Guinness World Records does not award prize money, but Paredes said that if they raise any money as a result of the record, it will be donated.

“If we earn even one peso, it will be donated to the DIF family services center, because Querétaro should be the best state in Latin America,” he said.

For Reséndiz, the achievement was not only a world record, but also a personal best.

“I broke my own record because the last taco I made was 75 meters long. It was registered, but not certified. I hope that all 1500 people can eat. We began at six in the morning and we won’t go home until the volunteers feed the visitors and the taco is gone,” he said.

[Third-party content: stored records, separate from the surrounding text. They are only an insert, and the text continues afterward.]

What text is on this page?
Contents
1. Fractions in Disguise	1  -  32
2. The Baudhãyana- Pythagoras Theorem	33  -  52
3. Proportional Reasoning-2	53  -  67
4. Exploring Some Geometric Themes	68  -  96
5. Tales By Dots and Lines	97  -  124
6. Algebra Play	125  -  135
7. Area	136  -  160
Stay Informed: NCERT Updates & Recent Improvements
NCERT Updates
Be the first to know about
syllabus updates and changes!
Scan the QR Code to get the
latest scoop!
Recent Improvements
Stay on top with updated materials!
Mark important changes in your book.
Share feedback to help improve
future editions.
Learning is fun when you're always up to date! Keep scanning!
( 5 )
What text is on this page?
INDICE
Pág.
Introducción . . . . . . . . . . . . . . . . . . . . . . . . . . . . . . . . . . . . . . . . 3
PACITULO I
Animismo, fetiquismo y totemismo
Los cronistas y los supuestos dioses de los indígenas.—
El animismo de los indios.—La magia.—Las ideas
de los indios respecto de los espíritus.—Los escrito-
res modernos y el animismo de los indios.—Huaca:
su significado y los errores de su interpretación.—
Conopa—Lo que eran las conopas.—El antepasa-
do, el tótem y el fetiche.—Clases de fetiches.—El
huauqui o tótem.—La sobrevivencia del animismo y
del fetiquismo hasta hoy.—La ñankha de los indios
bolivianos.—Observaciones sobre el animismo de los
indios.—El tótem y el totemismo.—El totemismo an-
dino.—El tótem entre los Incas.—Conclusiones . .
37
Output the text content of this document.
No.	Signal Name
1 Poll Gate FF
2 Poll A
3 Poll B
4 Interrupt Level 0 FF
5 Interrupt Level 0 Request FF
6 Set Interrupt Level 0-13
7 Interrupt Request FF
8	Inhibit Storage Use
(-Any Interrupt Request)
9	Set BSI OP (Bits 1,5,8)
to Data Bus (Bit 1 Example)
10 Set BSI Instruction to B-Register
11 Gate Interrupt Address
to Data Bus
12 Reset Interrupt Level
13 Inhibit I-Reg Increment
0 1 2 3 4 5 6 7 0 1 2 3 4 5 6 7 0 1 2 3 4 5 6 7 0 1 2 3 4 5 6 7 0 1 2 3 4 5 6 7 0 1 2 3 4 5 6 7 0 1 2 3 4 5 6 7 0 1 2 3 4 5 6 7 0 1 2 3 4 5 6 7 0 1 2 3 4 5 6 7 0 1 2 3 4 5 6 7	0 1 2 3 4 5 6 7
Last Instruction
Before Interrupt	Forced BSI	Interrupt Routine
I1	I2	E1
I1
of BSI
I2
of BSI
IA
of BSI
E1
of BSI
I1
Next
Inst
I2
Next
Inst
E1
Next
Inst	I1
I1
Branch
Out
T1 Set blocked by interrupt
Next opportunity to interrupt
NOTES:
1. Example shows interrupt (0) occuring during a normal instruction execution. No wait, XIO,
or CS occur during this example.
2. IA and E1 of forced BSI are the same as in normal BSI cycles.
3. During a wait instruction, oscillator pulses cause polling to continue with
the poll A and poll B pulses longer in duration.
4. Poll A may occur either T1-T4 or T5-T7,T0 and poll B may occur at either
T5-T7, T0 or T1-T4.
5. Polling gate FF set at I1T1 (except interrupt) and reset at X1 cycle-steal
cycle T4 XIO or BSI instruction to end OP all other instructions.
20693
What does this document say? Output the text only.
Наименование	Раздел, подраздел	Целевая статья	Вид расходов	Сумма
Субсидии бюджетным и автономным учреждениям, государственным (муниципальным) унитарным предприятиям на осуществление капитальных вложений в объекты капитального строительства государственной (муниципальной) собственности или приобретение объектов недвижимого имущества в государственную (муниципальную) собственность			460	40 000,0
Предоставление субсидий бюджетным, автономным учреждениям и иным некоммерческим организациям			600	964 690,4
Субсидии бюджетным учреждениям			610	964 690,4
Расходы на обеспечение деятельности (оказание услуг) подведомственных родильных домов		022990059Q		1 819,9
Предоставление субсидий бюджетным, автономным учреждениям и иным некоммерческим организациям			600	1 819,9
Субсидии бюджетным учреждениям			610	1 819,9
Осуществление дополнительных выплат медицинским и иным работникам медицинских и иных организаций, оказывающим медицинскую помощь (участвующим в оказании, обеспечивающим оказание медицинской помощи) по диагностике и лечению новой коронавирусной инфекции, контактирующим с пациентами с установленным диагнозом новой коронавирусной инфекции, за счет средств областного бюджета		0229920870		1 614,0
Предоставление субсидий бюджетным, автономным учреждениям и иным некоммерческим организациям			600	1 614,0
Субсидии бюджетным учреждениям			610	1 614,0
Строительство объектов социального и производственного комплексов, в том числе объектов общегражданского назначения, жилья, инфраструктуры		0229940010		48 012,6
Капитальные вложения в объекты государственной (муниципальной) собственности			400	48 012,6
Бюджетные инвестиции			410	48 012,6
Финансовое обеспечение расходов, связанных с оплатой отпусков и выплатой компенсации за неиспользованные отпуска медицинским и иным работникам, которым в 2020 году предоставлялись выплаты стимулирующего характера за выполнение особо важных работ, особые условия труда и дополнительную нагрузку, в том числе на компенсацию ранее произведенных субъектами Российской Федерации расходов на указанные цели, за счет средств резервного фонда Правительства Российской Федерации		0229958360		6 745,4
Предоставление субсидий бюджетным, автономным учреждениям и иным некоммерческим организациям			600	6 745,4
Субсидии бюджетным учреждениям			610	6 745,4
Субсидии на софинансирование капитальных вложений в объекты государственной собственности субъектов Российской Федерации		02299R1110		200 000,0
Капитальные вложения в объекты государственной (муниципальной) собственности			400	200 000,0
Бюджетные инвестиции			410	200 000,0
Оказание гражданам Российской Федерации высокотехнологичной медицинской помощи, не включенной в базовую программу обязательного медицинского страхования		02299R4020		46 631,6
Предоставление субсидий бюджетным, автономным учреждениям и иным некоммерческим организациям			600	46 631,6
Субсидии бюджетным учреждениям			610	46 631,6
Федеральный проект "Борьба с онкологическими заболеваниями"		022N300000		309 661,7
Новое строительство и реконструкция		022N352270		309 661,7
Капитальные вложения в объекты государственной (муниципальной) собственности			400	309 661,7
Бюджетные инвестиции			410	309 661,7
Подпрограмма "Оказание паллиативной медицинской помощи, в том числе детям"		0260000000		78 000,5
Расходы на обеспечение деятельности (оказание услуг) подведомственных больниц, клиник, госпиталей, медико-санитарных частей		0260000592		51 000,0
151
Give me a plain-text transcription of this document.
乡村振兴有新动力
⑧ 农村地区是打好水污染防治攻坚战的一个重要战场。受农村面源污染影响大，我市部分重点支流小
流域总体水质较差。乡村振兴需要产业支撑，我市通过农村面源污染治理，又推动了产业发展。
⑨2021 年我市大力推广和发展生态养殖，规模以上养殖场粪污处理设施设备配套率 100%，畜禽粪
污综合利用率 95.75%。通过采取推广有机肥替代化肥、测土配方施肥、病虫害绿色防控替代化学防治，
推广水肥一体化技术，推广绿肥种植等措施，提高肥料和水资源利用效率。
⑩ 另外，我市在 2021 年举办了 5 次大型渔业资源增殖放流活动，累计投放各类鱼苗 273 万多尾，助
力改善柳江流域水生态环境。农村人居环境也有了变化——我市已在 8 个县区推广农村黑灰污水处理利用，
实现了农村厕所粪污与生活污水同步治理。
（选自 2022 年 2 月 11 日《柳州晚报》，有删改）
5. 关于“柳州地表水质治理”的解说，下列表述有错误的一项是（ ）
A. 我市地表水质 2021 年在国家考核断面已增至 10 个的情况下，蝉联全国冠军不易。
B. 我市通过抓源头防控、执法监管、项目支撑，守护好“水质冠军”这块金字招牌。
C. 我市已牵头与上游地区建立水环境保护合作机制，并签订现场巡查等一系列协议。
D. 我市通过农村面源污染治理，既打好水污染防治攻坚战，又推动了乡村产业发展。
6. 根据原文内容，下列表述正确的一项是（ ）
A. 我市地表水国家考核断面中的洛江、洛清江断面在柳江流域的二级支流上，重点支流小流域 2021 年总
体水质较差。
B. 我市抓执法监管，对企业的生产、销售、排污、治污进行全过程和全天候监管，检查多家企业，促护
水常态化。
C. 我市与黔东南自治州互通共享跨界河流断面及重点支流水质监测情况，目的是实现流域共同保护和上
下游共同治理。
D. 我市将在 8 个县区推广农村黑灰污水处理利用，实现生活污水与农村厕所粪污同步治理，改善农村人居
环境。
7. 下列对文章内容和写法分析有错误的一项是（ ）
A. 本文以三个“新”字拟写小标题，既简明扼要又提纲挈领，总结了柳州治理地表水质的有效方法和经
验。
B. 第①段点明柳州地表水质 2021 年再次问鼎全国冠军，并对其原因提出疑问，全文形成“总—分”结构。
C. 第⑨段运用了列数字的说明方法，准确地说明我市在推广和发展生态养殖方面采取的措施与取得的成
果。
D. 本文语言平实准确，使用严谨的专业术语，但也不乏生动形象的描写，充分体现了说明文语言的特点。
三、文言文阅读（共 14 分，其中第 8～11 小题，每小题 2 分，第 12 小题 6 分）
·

The enormous taco fed 1500 attendees. It took more than 25 chefs and 150 gastronomy students to prepare the record-breaking feat. The huge team of cooks started preparing the food 12 hours prior to the assembly of the taco. 

Queretaro managed to take Guadalajara’s record. 

The 102 meter long taco, made in Queretaro, broke the record that had been set by Guadalajara with its 75 meter long taco a few years prior.

But why carnitas in Queretaro?

Credit: donmacizo / Instagram

In Mexico, each state has its own culinary traditions and local plates — ‘carnitas’ is not typical of Queretaro, so why did they decide to make this particular taco?

“I recognize that there are other states in the country, like Michoacán, where they make delicious carnitas, but here in Querétaro there are seven different styles,” Paredes said. Alejandro Paredes claims to have conducted a study to find our which food was most consumed in his state, and voila, he found out that the people of Queretaro love carnitas. 

Carnitas are made by cooking the different parts of the pig in giant copper or stainless steel pots. The meat is traditionally seasoned with a mineral salt called tequesquite, but there are many different regional variations.

Local tourist agencies, taqueros, and municipal authorities plan to share the news about the record-breaking event, to promote tourism in the area and to invite taco-lovers everywhere, from Mexico and the world, to visit Queretaro and try its delicious carnitas.